As an income investor, is there anything more exhilarating than watching passive income flow into your brokerage account? I would argue that there is one other thing that is even better: Watching growing passive income flow into your brokerage account with each passing quarter or year.
But, how to do that? Here are two dividend stocks that have each raised their payouts to shareholders for more than 10 years straight, making them Dividend Contenders. And the best part is that the dividends paid to shareholders are expected to keep growing in the years to come.
1. Home Depot
Many still believe that homeownership is a vital part of fulfilling the American Dream. And whether you plan on an extensive home renovation or are simply looking for new appliances, the home improvement retail giant Home Depot (NYSE: HD) has you covered. With over 2,300 stores throughout the U.S., Mexico, and Canada, Home Depot is the largest player in the home improvement retail industry. As long as homeownership remains important in North America, no company is set to benefit as much as Home Depot.

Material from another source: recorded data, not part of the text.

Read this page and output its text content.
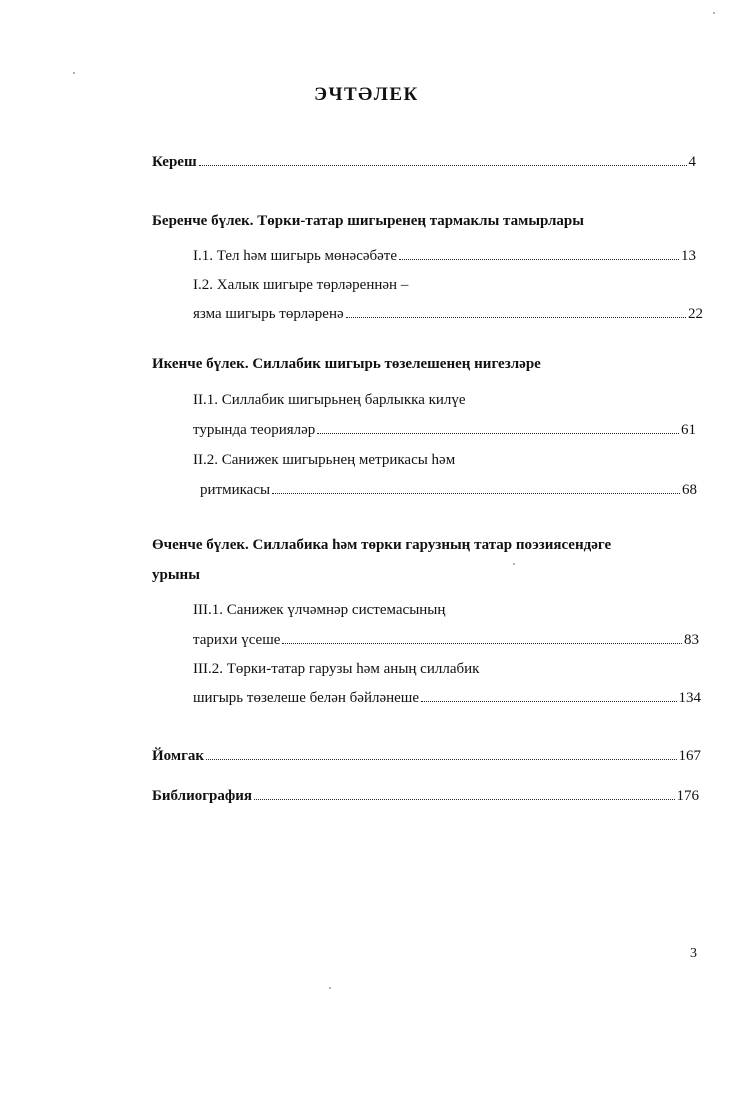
ЭЧТӘЛЕК
Кереш	4
Беренче бүлек. Төрки-татар шигыренең тармаклы тамырлары
I.1. Тел һәм шигырь мөнәсәбәте	13
I.2. Халык шигыре төрләреннән –
язма шигырь төрләренә	22
Икенче бүлек. Силлабик шигырь төзелешенең нигезләре
II.1. Силлабик шигырьнең барлыкка килүе
турында теорияләр	61
II.2. Санижек шигырьнең метрикасы һәм
ритмикасы	68
Өченче бүлек. Силлабика һәм төрки гарузның татар поэзиясендәге
урыны
III.1. Санижек үлчәмнәр системасының
тарихи үсеше	83
III.2. Төрки-татар гарузы һәм аның силлабик
шигырь төзелеше белән бәйләнеше	134
Йомгак	167
Библиография	176
3
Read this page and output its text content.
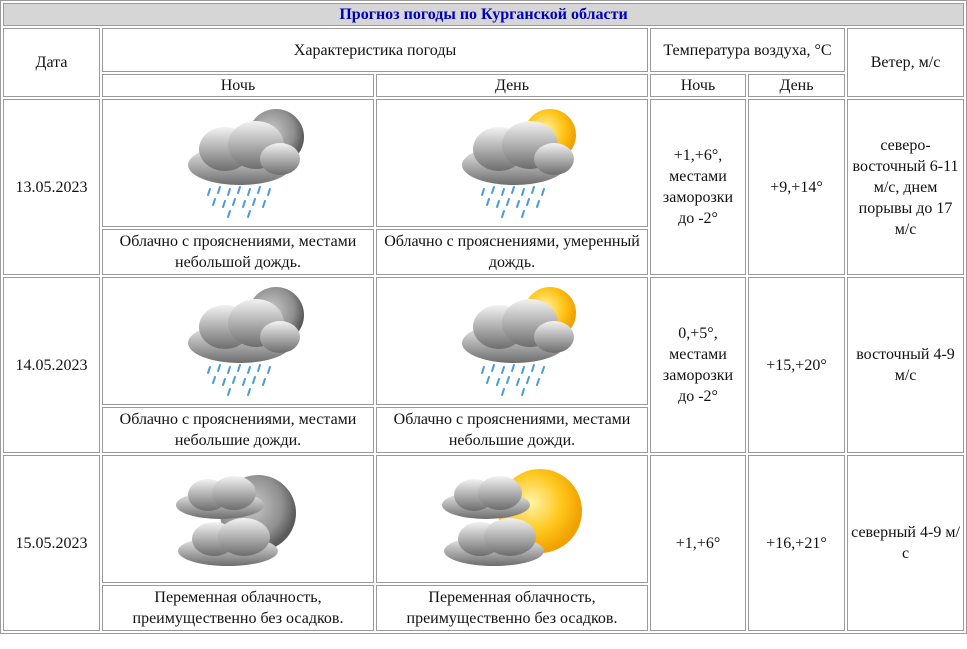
Прогноз погоды по Курганской области					
Дата	Характеристика погоды		Температура воздуха, °С		Ветер, м/с
	Ночь	День	Ночь	День	
13.05.2023			+1,+6°, местами заморозки до -2°	+9,+14°	северо-восточный 6-11 м/с, днем порывы до 17 м/с
	Облачно с прояснениями, местами небольшой дождь.	Облачно с прояснениями, умеренный дождь.			
14.05.2023			0,+5°, местами заморозки до -2°	+15,+20°	восточный 4-9 м/с
	Облачно с прояснениями, местами небольшие дожди.	Облачно с прояснениями, местами небольшие дожди.			
15.05.2023			+1,+6°	+16,+21°	северный 4-9 м/с
	Переменная облачность, преимущественно без осадков.	Переменная облачность, преимущественно без осадков.			
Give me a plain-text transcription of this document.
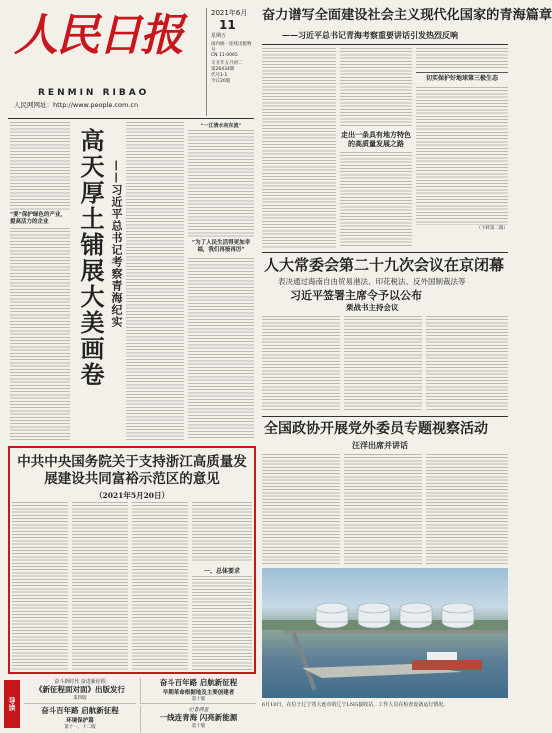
人民日报
RENMIN RIBAO
人民网网址：http://www.people.com.cn
2021年6月
11
星期五
国内统一连续出版物号
CN 11-0065
辛丑年五月初二
第26434期
代号1-1
今日20版
奋力谱写全面建设社会主义现代化国家的青海篇章
——习近平总书记青海考察重要讲话引发热烈反响
走出一条具有地方特色的高质量发展之路
切实保护好地球第三极生态
（下转第二版）
“要”保护绿色的产业，提高活力的企业	高天厚土铺展大美画卷 ——习近平总书记考察青海纪实
“一江清水向东流”
“为了人民生活得更加幸福，我们再接再厉”
人大常委会第二十九次会议在京闭幕
表决通过海南自由贸易港法、印花税法、反外国制裁法等
习近平签署主席令予以公布
栗战书主持会议
全国政协开展党外委员专题视察活动
汪洋出席并讲话
6月10日，在位于辽宁省大连市的辽宁LNG接收站，工作人员在检查设备运行情况。
中共中央国务院关于支持浙江高质量发展建设共同富裕示范区的意见
（2021年5月20日）
一、总体要求
导读
奋斗新时代 奋进新征程
《新征程面对面》出版发行
第四版
奋斗百年路 启航新征程
早期革命根据地及主要创建者
第十版
奋斗百年路 启航新征程
环境保护篇
第十一、十二版
记者调查
一线连青海 闪亮新能源
第十版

Analysts believe that the dream of homeownership is here to stay. This is why many expect that Home Depot will deliver 14.6% annual non-GAAP (adjusted) diluted earnings per share (EPS) growth over the next five years.
The stock’s dividend payout ratio is set to be 45.9% in 2022. This should allow Home Depot to extend its 13-year dividend growth streak with payout hikes as fast as its earnings growth in the years ahead. Low-teens annual dividend growth is quite enticing, considering that the stock also yields a market-topping 2.5%.
Best of all, Home Depot’s valuation looks to provide a reasonable entry point for investors at the current $298 share price. The stock is trading at a forward price-to-earnings ratio of 18, which is moderately lower than the consumer discretionary sector average of 22.
With semiconductor chips found in thousands of everyday products like appliances, smartphones, and computers, it’s not an overstatement to argue that the modern world depends on semiconductor chips. This is why the market research firm Fortune Business Insights is forecasting that the industry will grow from $483 billion in 2022 to $893.1 billion by 2029.
With a market capitalization of $239.7 billion, Broadcom (NASDAQ: AVGO) is the fourth-largest publicly traded semiconductor company in the world. Effectively, this means that there are fewer companies that are set to benefit more than Broadcom from the rapidly growing demand for semiconductor chips. The company’s impressive market cap also explains why analysts believe that Broadcom will produce 14.7% annual earnings growth through the next five years.
Given Broadcom’s projected dividend payout ratio of 44.4% in 2022, the dividend should be able to grow as fast as earnings moving forward. This should mean plenty of raises around 15% annually over the next several years, which would build on the stock’s track record of 13 consecutive years of dividend growth. Paired with a 2.9% dividend yield, this is an enviable mix of starting income and future income potential.
The cherry on top is that Broadcom appears favorably valued for long-term investors. The stock’s forward P/E ratio of 15.4 is moderately lower than the information technology sector average of 20. Broadcom’s promising growth prospects, sustainable payout ratio, and modest valuation make the stock a safe dividend play to build significant wealth in the years ahead.